Shaga mengeluarkan tawa kecil, menarik Noah dengan bisepnya sebelum ia menarik dirinya ke atas batu berukuran lebih kecil-ketika mengulurkan tangannya pada Noah. Keringat menetes di kulit putih Noah. Tak perlu banyak hal untuk membuat lelaki itu berkeringat. Jika kalian menyalakan pemanas hingga lima puluh derajat di musim dingin, Noah akan tenggelam dalam keringat. Dia selalu menyalahkan kalian karena tidak sepenuhnya mengerti pada dirinya yang sangat sensitif.

Kini, Shaga berbelok ke arah sebuah gerbong kereta yang ditinggalkan. Berbagai macam kereta tampak berkarat dan sebagian besar warnanya tersembunyi oleh seni tag dengan desain yang eksplisit. Kata-kata umpatan dan bahasa vulgar memenuhi dinding-dindingnya. Shaga melipat lengannya di depan dada, sudut bibirnya sedikit melengkung ke atas. "Sebenarnya, ngapain lo ngajak gue ke sini?" Shaga menoleh ke arah sahabatnya.

"Gue ngajak lo ke sini karna gue bakal ngelakuin sedikit penandatanganan buat fans gue."

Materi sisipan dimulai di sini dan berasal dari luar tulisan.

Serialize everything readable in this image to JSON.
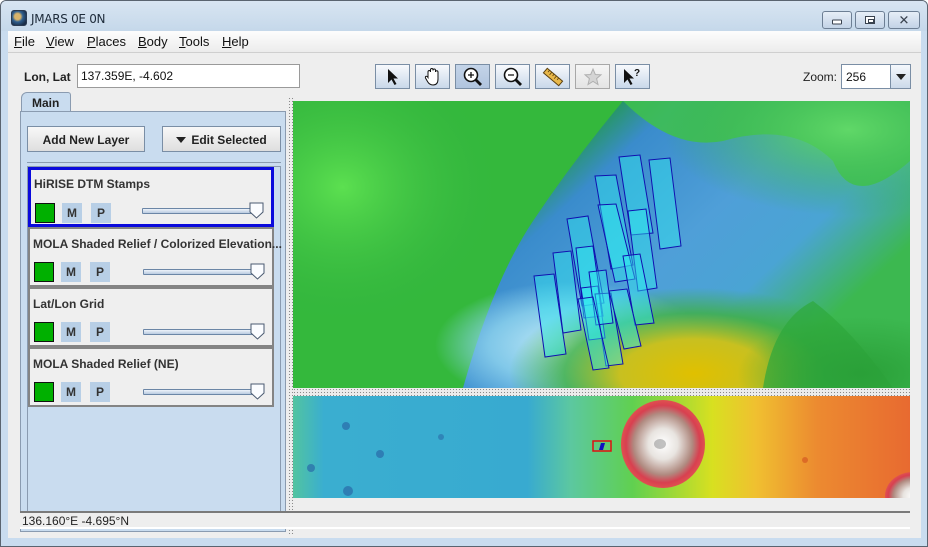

Shaga melepaskan sebuah ransel Jansport dari pundaknya secara paksa-sehingga benda itu terjatuh di depan kakinya. "Huh? Maksud lo?" Shaga bertanya.

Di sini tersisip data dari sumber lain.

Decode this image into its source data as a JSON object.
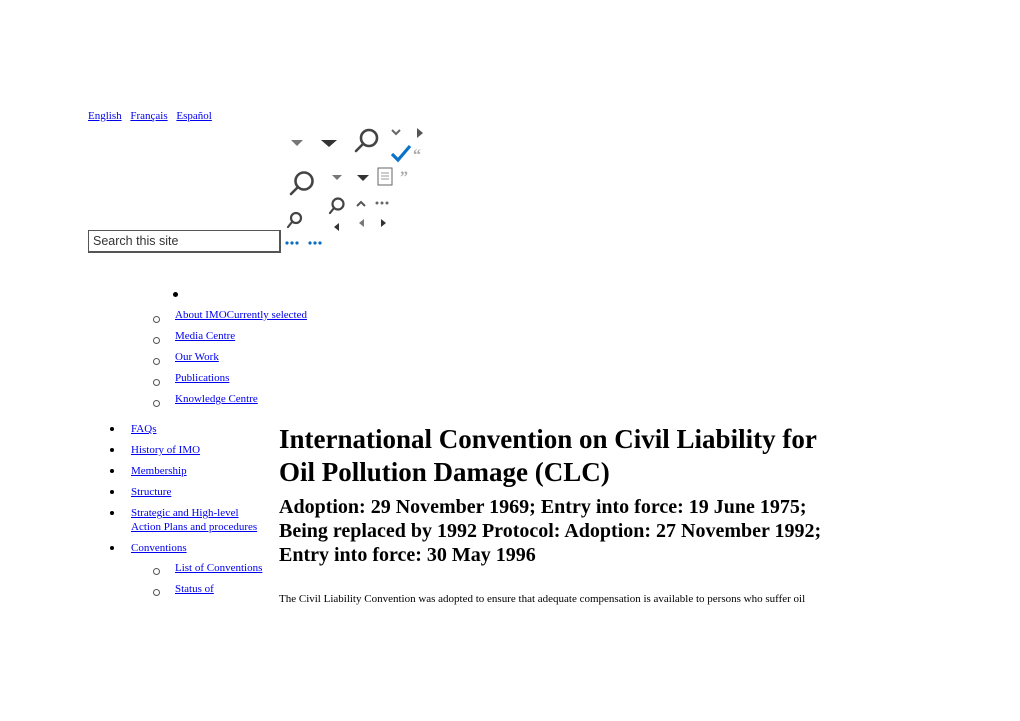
{
  "language_bar": {
    "links": [
      "English",
      "Français",
      "Español"
    ]
  },
  "sprite_icons": [
    "caret-down-icon",
    "caret-down-icon",
    "search-icon",
    "chevron-down-icon",
    "caret-right-icon",
    "checkmark-icon",
    "open-quote-icon",
    "search-icon",
    "caret-down-icon",
    "caret-down-icon",
    "document-icon",
    "close-quote-icon",
    "search-icon",
    "chevron-up-icon",
    "ellipsis-icon",
    "search-icon",
    "caret-left-icon",
    "caret-left-icon",
    "caret-right-icon",
    "ellipsis-icon",
    "ellipsis-icon"
  ],
  "search": {
    "placeholder": "Search this site"
  },
  "top_nav": {
    "items": [
      {
        "label": "About IMOCurrently selected"
      },
      {
        "label": "Media Centre"
      },
      {
        "label": "Our Work"
      },
      {
        "label": "Publications"
      },
      {
        "label": "Knowledge Centre"
      }
    ]
  },
  "side_nav": {
    "items": [
      {
        "label": "FAQs"
      },
      {
        "label": "History of IMO"
      },
      {
        "label": "Membership"
      },
      {
        "label": "Structure"
      },
      {
        "label": "Strategic and High-level "
      },
      {
        "label": "Action Plans and procedures"
      },
      {
        "label": "Conventions"
      }
    ],
    "sub_items": [
      {
        "label": "List of Conventions"
      },
      {
        "label": "Status of "
      }
    ]
  },
  "article": {
    "title_line1": "International Convention on Civil Liability for",
    "title_line2": "Oil Pollution Damage (CLC)",
    "subtitle_line1": "Adoption: 29 November 1969; Entry into force: 19 June 1975;",
    "subtitle_line2": "Being replaced by 1992 Protocol: Adoption: 27 November 1992;",
    "subtitle_line3": "Entry into force: 30 May 1996",
    "body": "The Civil Liability Convention was adopted to ensure that adequate compensation is available to persons who suffer oil"
  },
  "colors": {
    "link": "#0000ee",
    "check_accent": "#0a72c8",
    "icon_gray": "#555555"
  }
}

Noah menyeringai sebelum mengeluarkan beberapa kaleng cat semprot. "Maksud gue, kita akan menandatangani gerbong kereta yang ditinggalkan ini. Gue bakal buat benda besar ini jadi dinding graviti." Noah melempar sebuah kaleng pada Shaga sebelum ia menutup ritsleting ransel Shaga.

"Noah," panggil Shaga. Netra cokelatnya mengalir menatap sepanjang kaleng. "Lo tahu, kita nggak bisa buat dinding gravitasi cuma pakai dua kaleng."

Noah terkekeh sambil mengibaskan rambut dari matanya. "Tenang, gue bawa lebih."

"Apa yang lain bakal gabung sama kita?" Noah menggelengkan kepalanya. "Kali ini cuma gue dan lo. Partner in crime," celetuk Noah nyengir.

Shaga berjalan ke gerbong kereta tak bernyawa yang berkarat. Kereta telah diam sejak puluhan tahun dan tidak tersentuh selama beberapa tahun sebelum dinodai oleh segudang seni bertema dewasa. Mereka terjepit di antara gerbong kereta ke sisi lain di mana lebih banyak kanvas kosong terlihat. "Apa yang bakal kita gambar?"

Noah meletakkan jarinya di atas bibir saat ia melihat kereta yang sudah dilapisi dengan seni tag lainnya. Lelaki itu menjawab, "gue pikir gue bakal gambar sebuah pesawat luar angkasa yang gede." Noah menatap Shaga sekilas, "lo sendiri? Apa yang bakal lo gambar?"